О нем рассказывали одну историю. В его берлинское доме был зал, битком набитый скульптурами барокко готикой. А католическая церковь (у Арнгейма была великая к ней любовь) изображает своих святых и подвижников обычно в очень блаженных, даже восторженных позах. Святые умирали тут во всех положениях, и душа выкручивала тела, как белье, из которого выжимают воду. Скрещенные, как сабли, руки и перекошенные шеи, выхваченные из своего первоначального окружения собранные в чужой комнате, производили впечатление толпы кататоников в сумасшедшем доме. Собрание это высоко ценилось и приводило к Арнгейму многих специалистов по искусству, с которыми он вел ученые беседы, но часто он сиживал в своем зале в полном одиночестве и тогда ощущение у него бывало совсем другое: в нем появлялось тогда похожее на испуг удивление, словно перед ним представал какой-то полубезумный мир. Он ощущал, что в нравственности первоначально пылал несказанный огонь, после которого даже такому уму, как он, только, пожалуй, и оставалось, что пялиться на прогоревшие угли. Это темное проявление того, что все религии и мифы выражают через рассказ, будто первоначально законы были дарованы людям богами, ощущение, стало быть, некоего раннего состояния души, хоть и жутковатого, но, по-видимому, любезного богам, составляло тогда странную кромку тревоги вокруг его вообще-то самодовольно растекавшихся мыслей.
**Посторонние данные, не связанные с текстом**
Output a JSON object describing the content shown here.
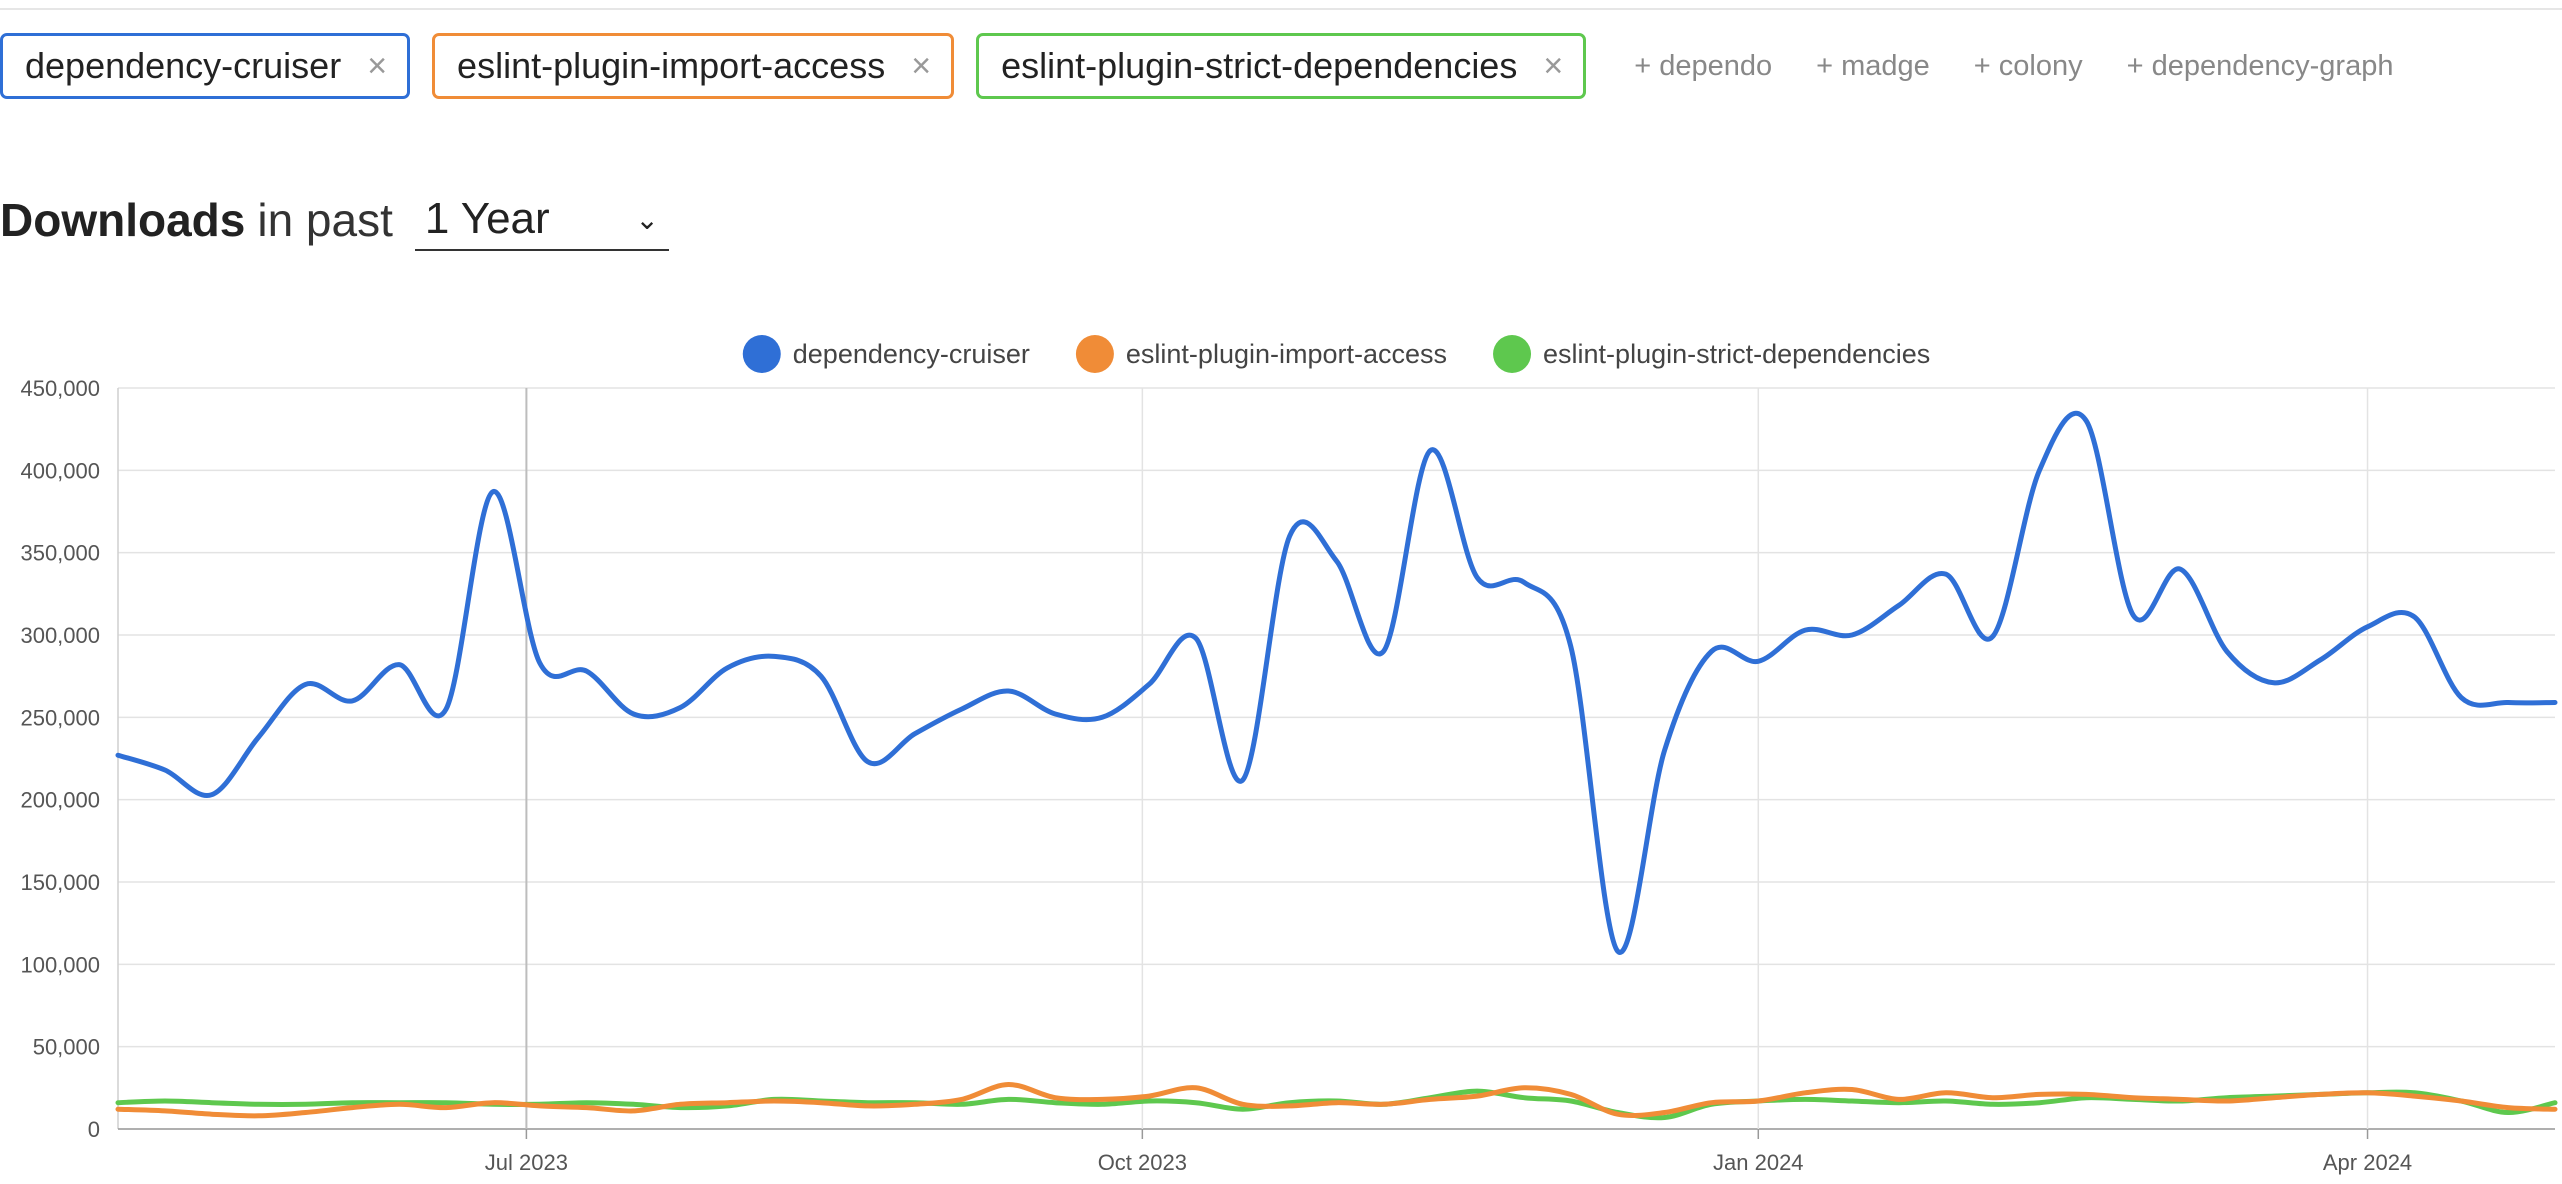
{
  "packages": [
    {
      "name": "dependency-cruiser",
      "color": "#2f6fd6",
      "remove": "×"
    },
    {
      "name": "eslint-plugin-import-access",
      "color": "#f08c37",
      "remove": "×"
    },
    {
      "name": "eslint-plugin-strict-dependencies",
      "color": "#5ec84e",
      "remove": "×"
    }
  ],
  "suggestions": [
    "+ dependo",
    "+ madge",
    "+ colony",
    "+ dependency-graph"
  ],
  "downloads": {
    "title": "Downloads",
    "subtitle": "in past",
    "period": "1 Year",
    "chevron": "⌄"
  },
  "chart_data": {
    "type": "line",
    "legend": "top-center",
    "grid": true,
    "ylim": [
      0,
      450000
    ],
    "yticks": [
      "450,000",
      "400,000",
      "350,000",
      "300,000",
      "250,000",
      "200,000",
      "150,000",
      "100,000",
      "50,000",
      "0"
    ],
    "xticks": [
      {
        "label": "Jul 2023",
        "date": "2023-07-01"
      },
      {
        "label": "Oct 2023",
        "date": "2023-10-01"
      },
      {
        "label": "Jan 2024",
        "date": "2024-01-01"
      },
      {
        "label": "Apr 2024",
        "date": "2024-04-01"
      }
    ],
    "x": [
      "2023-05-01",
      "2023-05-08",
      "2023-05-15",
      "2023-05-22",
      "2023-05-29",
      "2023-06-05",
      "2023-06-12",
      "2023-06-19",
      "2023-06-26",
      "2023-07-03",
      "2023-07-10",
      "2023-07-17",
      "2023-07-24",
      "2023-07-31",
      "2023-08-07",
      "2023-08-14",
      "2023-08-21",
      "2023-08-28",
      "2023-09-04",
      "2023-09-11",
      "2023-09-18",
      "2023-09-25",
      "2023-10-02",
      "2023-10-09",
      "2023-10-16",
      "2023-10-23",
      "2023-10-30",
      "2023-11-06",
      "2023-11-13",
      "2023-11-20",
      "2023-11-27",
      "2023-12-04",
      "2023-12-11",
      "2023-12-18",
      "2023-12-25",
      "2024-01-01",
      "2024-01-08",
      "2024-01-15",
      "2024-01-22",
      "2024-01-29",
      "2024-02-05",
      "2024-02-12",
      "2024-02-19",
      "2024-02-26",
      "2024-03-04",
      "2024-03-11",
      "2024-03-18",
      "2024-03-25",
      "2024-04-01",
      "2024-04-08",
      "2024-04-15",
      "2024-04-22",
      "2024-04-29"
    ],
    "series": [
      {
        "name": "dependency-cruiser",
        "color": "#2f6fd6",
        "values": [
          227000,
          218000,
          203000,
          238000,
          270000,
          260000,
          282000,
          255000,
          387000,
          283000,
          278000,
          252000,
          256000,
          280000,
          287000,
          275000,
          223000,
          240000,
          255000,
          266000,
          252000,
          250000,
          270000,
          298000,
          212000,
          360000,
          345000,
          290000,
          412000,
          335000,
          332000,
          293000,
          108000,
          230000,
          290000,
          284000,
          303000,
          300000,
          318000,
          337000,
          299000,
          400000,
          430000,
          312000,
          340000,
          290000,
          271000,
          285000,
          305000,
          311000,
          262000,
          259000,
          259000
        ]
      },
      {
        "name": "eslint-plugin-import-access",
        "color": "#f08c37",
        "values": [
          12000,
          11000,
          9000,
          8000,
          10000,
          13000,
          15000,
          13000,
          16000,
          14000,
          13000,
          11000,
          15000,
          16000,
          17000,
          16000,
          14000,
          15000,
          18000,
          27000,
          19000,
          18000,
          20000,
          25000,
          15000,
          14000,
          16000,
          15000,
          18000,
          20000,
          25000,
          21000,
          9000,
          10000,
          16000,
          17000,
          22000,
          24000,
          18000,
          22000,
          19000,
          21000,
          21000,
          19000,
          18000,
          17000,
          19000,
          21000,
          22000,
          20000,
          17000,
          13000,
          12000
        ]
      },
      {
        "name": "eslint-plugin-strict-dependencies",
        "color": "#5ec84e",
        "values": [
          16000,
          17000,
          16000,
          15000,
          15000,
          16000,
          16000,
          16000,
          15000,
          15000,
          16000,
          15000,
          13000,
          14000,
          18000,
          17000,
          16000,
          16000,
          15000,
          18000,
          16000,
          15000,
          17000,
          16000,
          12000,
          16000,
          17000,
          15000,
          19000,
          23000,
          19000,
          17000,
          10000,
          7000,
          15000,
          17000,
          18000,
          17000,
          16000,
          17000,
          15000,
          16000,
          19000,
          18000,
          17000,
          19000,
          20000,
          21000,
          22000,
          22000,
          17000,
          10000,
          16000
        ]
      }
    ]
  }
}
Был у Арнгейма младший садовник, глубоко простой, как он это называл, человек, с которым он часто беседовал о жизни цветов, потому что у таких людей можно научиться большему, чем у ученых. Пока однажды Арнгейм не обнаружил, что этот младший садовник его обкрадывает. Он прямо-таки отчаянно, можно сказать, уносил все, что мог ухватить, и копил выручку, чтобы стать независимым, это была единственная мысль, владевшая им денно и нощно; но как-то исчезла и одна небольшая скульптура, и призванная на помощь полиция раскрыла, в чем дело. В тот вечер, когда Арнгейма известили об этом открытии, он велел позвать виновного и до ночи корил его за непутевость страстного приобретательства. Рассказывали, что сам он при этом очень волновался и временами чуть ли не плакал в темной смежной комнате. Ибо он завидовал этому человеку по причинам, которые не мог себе объяснить, а на следующее утро он передал его полиции.
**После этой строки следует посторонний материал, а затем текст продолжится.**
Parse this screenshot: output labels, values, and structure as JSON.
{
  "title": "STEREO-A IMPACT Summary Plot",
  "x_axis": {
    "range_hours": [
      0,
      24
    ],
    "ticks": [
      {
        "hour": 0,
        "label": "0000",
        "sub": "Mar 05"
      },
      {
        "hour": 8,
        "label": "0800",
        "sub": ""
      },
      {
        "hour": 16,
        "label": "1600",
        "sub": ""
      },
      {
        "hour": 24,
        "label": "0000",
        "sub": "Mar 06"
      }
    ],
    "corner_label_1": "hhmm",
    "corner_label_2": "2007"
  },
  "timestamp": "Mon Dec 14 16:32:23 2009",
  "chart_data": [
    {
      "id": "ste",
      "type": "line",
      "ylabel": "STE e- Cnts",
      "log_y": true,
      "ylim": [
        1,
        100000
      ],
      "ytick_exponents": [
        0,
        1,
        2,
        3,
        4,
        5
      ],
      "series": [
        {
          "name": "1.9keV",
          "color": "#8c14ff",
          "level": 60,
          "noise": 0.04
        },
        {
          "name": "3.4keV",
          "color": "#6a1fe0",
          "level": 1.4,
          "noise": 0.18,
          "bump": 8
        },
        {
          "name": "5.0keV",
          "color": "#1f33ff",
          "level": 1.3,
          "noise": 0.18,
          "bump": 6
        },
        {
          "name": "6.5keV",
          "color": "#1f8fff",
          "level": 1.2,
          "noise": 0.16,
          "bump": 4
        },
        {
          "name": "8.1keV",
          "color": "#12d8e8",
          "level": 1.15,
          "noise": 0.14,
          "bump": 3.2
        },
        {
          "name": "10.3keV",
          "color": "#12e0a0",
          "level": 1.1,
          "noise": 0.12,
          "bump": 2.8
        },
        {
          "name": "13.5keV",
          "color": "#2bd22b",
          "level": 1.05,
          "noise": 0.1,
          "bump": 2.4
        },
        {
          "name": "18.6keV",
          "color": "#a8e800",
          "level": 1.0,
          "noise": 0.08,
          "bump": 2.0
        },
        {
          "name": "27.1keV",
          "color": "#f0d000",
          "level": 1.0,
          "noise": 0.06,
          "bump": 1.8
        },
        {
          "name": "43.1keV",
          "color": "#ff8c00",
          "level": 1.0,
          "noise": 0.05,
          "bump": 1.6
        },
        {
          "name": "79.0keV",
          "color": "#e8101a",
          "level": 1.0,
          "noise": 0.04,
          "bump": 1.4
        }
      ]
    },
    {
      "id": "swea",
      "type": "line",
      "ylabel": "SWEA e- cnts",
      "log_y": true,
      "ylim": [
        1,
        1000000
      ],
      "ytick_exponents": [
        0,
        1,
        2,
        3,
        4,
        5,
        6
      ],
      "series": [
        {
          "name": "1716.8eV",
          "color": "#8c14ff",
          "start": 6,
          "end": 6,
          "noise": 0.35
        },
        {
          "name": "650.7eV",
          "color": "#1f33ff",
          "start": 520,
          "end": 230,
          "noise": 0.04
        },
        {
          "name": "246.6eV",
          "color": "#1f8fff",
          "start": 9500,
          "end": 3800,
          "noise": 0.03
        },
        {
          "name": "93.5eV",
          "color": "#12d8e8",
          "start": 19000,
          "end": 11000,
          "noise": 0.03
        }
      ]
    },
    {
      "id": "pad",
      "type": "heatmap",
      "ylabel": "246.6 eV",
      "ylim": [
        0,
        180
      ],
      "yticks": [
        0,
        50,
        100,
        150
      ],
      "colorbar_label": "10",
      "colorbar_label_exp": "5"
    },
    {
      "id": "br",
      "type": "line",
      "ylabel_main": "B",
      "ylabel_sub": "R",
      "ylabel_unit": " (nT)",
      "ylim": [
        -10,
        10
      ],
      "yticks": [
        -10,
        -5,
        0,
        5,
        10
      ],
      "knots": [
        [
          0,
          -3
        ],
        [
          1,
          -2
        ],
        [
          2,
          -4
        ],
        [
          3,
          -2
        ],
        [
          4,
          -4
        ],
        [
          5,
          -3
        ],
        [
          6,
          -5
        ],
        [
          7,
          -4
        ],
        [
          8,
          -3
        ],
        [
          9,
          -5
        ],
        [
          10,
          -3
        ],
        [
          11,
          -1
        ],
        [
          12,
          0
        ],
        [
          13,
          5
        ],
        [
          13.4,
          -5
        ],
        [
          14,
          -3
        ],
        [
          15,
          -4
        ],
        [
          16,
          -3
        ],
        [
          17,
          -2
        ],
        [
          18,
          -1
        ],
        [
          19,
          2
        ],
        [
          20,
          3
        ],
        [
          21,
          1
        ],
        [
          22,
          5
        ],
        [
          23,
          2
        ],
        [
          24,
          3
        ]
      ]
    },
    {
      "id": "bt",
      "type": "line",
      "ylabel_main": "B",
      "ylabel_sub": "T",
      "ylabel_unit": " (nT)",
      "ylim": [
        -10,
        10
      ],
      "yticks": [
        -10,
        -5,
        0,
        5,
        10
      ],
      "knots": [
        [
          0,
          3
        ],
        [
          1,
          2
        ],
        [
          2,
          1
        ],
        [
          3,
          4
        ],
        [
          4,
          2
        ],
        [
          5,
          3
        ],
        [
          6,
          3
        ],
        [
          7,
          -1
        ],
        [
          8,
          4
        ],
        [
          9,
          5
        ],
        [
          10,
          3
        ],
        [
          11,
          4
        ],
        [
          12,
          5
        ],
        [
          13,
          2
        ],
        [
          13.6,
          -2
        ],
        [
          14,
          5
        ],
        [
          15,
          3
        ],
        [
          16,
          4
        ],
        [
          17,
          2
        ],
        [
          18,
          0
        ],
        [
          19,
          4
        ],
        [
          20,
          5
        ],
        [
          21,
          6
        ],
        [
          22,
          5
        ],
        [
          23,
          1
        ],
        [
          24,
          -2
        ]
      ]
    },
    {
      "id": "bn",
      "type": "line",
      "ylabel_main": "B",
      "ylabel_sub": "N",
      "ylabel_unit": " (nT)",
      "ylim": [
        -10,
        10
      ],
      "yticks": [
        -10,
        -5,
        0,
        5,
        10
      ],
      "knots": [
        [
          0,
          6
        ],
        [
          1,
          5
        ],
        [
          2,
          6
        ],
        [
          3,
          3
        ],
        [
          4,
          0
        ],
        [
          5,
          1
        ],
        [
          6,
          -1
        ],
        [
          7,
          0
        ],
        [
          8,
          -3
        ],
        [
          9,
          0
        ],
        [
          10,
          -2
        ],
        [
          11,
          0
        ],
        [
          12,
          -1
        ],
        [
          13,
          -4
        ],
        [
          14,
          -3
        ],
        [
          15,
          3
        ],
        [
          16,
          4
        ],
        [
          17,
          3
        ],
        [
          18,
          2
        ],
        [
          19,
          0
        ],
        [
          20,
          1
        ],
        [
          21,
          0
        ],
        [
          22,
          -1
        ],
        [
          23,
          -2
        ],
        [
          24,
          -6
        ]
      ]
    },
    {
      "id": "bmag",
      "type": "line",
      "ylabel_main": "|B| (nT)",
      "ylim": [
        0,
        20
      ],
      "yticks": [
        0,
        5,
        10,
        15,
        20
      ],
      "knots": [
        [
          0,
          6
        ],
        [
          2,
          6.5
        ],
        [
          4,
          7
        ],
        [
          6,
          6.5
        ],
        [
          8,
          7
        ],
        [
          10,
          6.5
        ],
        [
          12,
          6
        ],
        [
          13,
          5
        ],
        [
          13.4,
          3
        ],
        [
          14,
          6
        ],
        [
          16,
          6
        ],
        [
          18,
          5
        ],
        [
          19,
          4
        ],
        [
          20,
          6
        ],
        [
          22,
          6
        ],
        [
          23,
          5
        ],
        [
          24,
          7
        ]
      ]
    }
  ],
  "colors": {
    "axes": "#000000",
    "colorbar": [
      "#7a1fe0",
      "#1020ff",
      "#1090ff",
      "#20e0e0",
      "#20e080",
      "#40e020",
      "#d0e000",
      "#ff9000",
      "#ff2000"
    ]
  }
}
Эта история подтверждалась одним из близких друзей Арнгейма, и так же примерно было у него на душе и на сей раз, когда он стоял наедине с Диотимой в какой-то комнате и чувствовал что-то похожее на беззвучное полыхание мира вокруг ее четырех стен.
47
То, что все прочие представляют собой порознь, Арнгейм представляет собой в одном лице
В следующие недели салон Диотимы переживал новый мощный подъем. Туда приходили, чтобы получить последние сведения о параллельной акции и поглядеть на того нового человека, о котором говорили, что Диотима продала ему свою душу, на немецкого набоба, на богатого еврея, на оригинала, который писал стихи, диктовал цены на уголь и был личным другом германского императора. Являлись не только дамы и господа из кругов графа Лейнсдорфа и из дипломатической сферы, повышенный интерес выказывали и те, кто олицетворял экономическую и духовную жизнь буржуазии. Так сталкивались друг с другом специалисты по языку эве[16]
и композиторы, дотоле ни звука друг от друга не слышавшие, кабинки грузовиков и кабинки исповедален, люди, которые, услыхав слово «курс», думали о курсе лечения, о биржевом курсе или о курсе учебном. Но теперь произошло нечто, чего еще никогда не было: явился человек, который мог с каждым говорить на его языке, и это был Арнгейм. От официальных заседаний он держался в дальнейшем после неприятного впечатления, полученного им в начале первого из них, в стороне, да и в светских сборищах участвовал он тоже не всегда, ибо нередко уезжал из из города. О месте секретаря речи, само собой разумеется больше не было; он сам объяснил Диотиме, что эта идея неприемлема, неприемлема и для него тоже, и хотя Диотима не могла, глядя на Ульриха, не чувствовать в нем узурпатора, она подчинилась суждению Арнгейма. Он приезжал и уезжал; три дня или пять дней проходили совсем незаметно, а он успевал вернуться из Парижа, Рима, Берлина; то, что совершалось у Диотимы, было лишь маленьким кусочком его жизни. Но он оказывал ему предпочтение и отдавался ему всем своим существом.